013 | Eu decidi ouvir 28 álbuns de música em fevereiro. Não deu muito certo (mas ao mesmo tempo deu certo sim)
Pequenas ideias sobre descobrir e ouvir música num mundo imediato e intenso
Ainda que você não me conheça pessoalmente, tenha caído aqui de paraquedas ou acompanha esta publicação em alguma medida, deve ter percebido que eu sou muito apaixonado por música. É um negócio que me move, me instiga e me faz querer ir para muitos lugares. Quando eu era criança me diziam que eu era muito curioso, lia muito, perguntava muito e queria entender como as coisas funcionavam. Ainda que a vida adulta podou algo da minha criatividade e capacidade de desbravar o desconhecido, a música ainda é um assunto que ainda continua a puxar pulguinhas atrás da minha orelha e me faz querer entender mais, saber mais, viver mais.
Lá para os meus 11 anos, por aí, me lembro que eu descobri a primeira banda que explodiu meu frágil mundinho: o Rage Against the Machine. Com o coquetel molotov de punk, hip hop e metal deles eu fui edificando o primeiro pilar do que viria a ser o meu gosto musical. A partir deles e com as indicações de meus amigos eu fui desbravando caminhos e entendendo as bandas e artistas que me tocavam, que me impulsionavam e que me genuinamente me interessaram ao longo de meu desenvolvimento como pessoa. Fui descobrir o que era o samba, o jazz, o funk, o forró, a música eletrônica, o rap. Fui entendendo o que eu gostava e o que eu não gostava. Me deparei com muitos artitas e bandas que me fizeram ficar com uma energia de “caralho, é isso!!!!”. Hoje eu tenho 29 anos e 18 primaveras depois meu gosto musical me levou para muitos lugares. Consigo dizer com algumas aspas que me considero uma pessoa eclética o suficente para dizer que eu gosto de muita coisa musicalmente falando.

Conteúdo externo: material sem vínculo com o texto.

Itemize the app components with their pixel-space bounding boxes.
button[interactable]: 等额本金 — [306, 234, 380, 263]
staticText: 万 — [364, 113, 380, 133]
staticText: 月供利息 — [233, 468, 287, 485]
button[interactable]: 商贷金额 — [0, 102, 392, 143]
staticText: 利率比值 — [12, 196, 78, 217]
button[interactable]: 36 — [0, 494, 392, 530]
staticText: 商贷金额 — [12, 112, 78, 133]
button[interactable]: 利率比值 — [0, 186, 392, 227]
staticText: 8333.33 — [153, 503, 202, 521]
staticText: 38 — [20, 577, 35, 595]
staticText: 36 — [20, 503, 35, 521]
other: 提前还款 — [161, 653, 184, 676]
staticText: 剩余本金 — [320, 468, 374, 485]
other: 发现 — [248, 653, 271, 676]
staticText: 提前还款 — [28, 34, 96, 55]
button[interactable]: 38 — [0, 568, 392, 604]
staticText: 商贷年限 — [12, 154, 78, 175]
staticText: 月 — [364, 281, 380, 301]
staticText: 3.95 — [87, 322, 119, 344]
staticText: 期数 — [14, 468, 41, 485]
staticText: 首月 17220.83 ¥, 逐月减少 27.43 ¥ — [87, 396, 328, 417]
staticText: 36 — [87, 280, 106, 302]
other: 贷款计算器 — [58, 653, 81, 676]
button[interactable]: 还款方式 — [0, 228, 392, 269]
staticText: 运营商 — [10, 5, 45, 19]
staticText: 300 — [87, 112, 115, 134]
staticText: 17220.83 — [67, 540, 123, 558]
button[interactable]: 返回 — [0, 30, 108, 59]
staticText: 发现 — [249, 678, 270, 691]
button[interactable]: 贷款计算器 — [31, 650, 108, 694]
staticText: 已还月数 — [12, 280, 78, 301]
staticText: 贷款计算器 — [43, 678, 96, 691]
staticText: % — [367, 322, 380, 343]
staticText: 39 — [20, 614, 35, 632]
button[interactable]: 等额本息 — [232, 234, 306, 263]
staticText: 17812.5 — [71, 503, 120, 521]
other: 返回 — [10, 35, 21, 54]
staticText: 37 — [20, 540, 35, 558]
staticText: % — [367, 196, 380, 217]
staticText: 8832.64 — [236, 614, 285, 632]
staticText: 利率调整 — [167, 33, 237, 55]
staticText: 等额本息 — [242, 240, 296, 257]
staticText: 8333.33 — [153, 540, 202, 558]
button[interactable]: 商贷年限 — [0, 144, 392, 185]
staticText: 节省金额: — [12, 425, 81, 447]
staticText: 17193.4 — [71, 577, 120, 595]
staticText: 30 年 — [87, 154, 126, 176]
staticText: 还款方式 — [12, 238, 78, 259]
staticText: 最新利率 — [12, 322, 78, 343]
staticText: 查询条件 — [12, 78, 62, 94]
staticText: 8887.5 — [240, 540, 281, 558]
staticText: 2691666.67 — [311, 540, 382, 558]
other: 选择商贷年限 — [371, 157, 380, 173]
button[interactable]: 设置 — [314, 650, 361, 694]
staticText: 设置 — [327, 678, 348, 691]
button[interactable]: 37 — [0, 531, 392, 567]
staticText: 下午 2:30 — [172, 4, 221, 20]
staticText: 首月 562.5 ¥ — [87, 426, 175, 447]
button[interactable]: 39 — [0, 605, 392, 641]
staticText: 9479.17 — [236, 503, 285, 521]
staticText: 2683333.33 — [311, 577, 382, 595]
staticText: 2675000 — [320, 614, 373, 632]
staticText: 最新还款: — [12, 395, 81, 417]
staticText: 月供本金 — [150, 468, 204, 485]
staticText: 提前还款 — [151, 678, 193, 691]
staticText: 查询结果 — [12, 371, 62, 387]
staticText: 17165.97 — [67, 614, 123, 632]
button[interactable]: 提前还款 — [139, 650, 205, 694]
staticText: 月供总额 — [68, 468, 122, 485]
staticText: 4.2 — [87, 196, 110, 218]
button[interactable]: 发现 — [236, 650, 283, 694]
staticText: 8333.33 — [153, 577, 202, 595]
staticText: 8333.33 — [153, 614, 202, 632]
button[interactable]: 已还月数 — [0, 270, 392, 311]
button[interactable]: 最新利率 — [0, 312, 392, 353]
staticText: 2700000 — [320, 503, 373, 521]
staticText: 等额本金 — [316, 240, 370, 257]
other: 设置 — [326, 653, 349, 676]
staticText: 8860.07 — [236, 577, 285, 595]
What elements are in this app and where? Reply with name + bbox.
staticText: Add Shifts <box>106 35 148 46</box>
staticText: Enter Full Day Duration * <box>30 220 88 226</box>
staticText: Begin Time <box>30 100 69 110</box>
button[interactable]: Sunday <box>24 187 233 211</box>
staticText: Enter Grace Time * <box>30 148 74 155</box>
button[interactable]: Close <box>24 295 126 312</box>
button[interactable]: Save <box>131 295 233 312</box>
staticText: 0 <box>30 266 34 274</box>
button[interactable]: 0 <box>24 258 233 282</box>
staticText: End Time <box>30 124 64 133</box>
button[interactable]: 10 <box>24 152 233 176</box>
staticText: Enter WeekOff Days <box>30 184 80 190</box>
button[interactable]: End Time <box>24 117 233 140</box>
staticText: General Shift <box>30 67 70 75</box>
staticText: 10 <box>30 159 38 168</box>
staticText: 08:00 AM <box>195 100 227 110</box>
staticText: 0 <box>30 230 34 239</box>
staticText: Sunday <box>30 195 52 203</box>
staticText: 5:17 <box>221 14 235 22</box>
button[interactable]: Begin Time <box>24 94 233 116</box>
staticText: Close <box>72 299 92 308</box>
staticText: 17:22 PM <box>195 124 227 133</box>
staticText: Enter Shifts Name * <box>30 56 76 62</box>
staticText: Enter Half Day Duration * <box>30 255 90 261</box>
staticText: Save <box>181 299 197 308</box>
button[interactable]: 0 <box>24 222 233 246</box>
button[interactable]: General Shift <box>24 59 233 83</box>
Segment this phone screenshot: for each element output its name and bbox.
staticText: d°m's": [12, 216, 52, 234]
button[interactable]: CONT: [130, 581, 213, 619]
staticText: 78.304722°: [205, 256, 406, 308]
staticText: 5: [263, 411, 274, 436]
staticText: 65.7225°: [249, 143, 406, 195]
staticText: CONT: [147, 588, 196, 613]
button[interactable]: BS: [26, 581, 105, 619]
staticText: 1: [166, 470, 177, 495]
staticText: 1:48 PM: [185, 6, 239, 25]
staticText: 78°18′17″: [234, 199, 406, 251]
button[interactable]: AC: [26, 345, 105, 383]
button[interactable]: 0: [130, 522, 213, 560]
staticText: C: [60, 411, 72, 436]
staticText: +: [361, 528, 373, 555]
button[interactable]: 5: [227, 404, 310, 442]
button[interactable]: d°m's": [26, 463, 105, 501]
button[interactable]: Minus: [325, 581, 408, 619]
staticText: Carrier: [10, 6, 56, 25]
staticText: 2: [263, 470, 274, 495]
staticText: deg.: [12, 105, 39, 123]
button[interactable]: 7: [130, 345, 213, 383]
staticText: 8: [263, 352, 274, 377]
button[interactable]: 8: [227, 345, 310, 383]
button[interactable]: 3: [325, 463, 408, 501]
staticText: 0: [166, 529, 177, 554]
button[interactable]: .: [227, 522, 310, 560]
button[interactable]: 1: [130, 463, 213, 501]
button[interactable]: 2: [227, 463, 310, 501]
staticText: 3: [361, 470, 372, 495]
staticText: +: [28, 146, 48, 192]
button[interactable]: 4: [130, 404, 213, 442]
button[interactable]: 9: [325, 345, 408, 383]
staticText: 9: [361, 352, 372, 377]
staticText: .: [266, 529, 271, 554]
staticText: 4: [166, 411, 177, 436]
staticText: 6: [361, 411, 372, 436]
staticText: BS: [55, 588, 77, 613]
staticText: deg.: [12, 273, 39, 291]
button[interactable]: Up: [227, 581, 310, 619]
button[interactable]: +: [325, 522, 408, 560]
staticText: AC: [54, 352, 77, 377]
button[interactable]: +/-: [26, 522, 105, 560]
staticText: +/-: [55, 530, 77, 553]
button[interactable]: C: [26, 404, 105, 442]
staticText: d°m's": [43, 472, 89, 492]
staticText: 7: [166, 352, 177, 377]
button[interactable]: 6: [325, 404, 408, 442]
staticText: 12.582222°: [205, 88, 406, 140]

Nesse meio tempo a minha curiosidade já foi tamanha que beirava a noia. E agora como vocês são meus amigues (sim, na minha cabeça vocês são minhas amizades) eu preciso partilhar ela com vocês.
Vocês já se deram conta de que tem muita coisa que a gente não conhece de música? Me refiro a álbuns, trabalhos, discografias, carreiras inteiras que não chegam tão fácil até nós. Reconheço que a internet quebrou muitos muros e estabeleceu muitas pontes para lugares que antes eram inacessíveis, mas ainda assim é um mundo muito vasto. Fui muito incentivado a consumir música norte americana e eurocêntrica ao longo dessa minha formação; por um outro lado sou muito limitado no meu conhecimento de música latina, africana e asiática. Tem muito do mundo que eu ainda não sei e mesmo que eu corra atrás (estou dando meus passos) para aprender e absorver tudo do mundo que eu gosto, eu provavelmente nunca nem chegarei em 1% de escutar toda a música do mundo. Tanta coisa bonita no mundo e nunca poderei saber de tudo? Isso deixa a minha cabeça em parafuso. Mas não quero soar melodramático demais. Talvez seja essa a graça, deve ter a ver com o lance de viver. Nunca conseguirei fazer tudo o que quero fazer - e tá tudo bem. Sigo vivendo e aproveitando o melhor do que eu consigo, assim como eu continuo ouvindo música da melhor forma que eu consigo. Viver é ouvir música, não é mesmo?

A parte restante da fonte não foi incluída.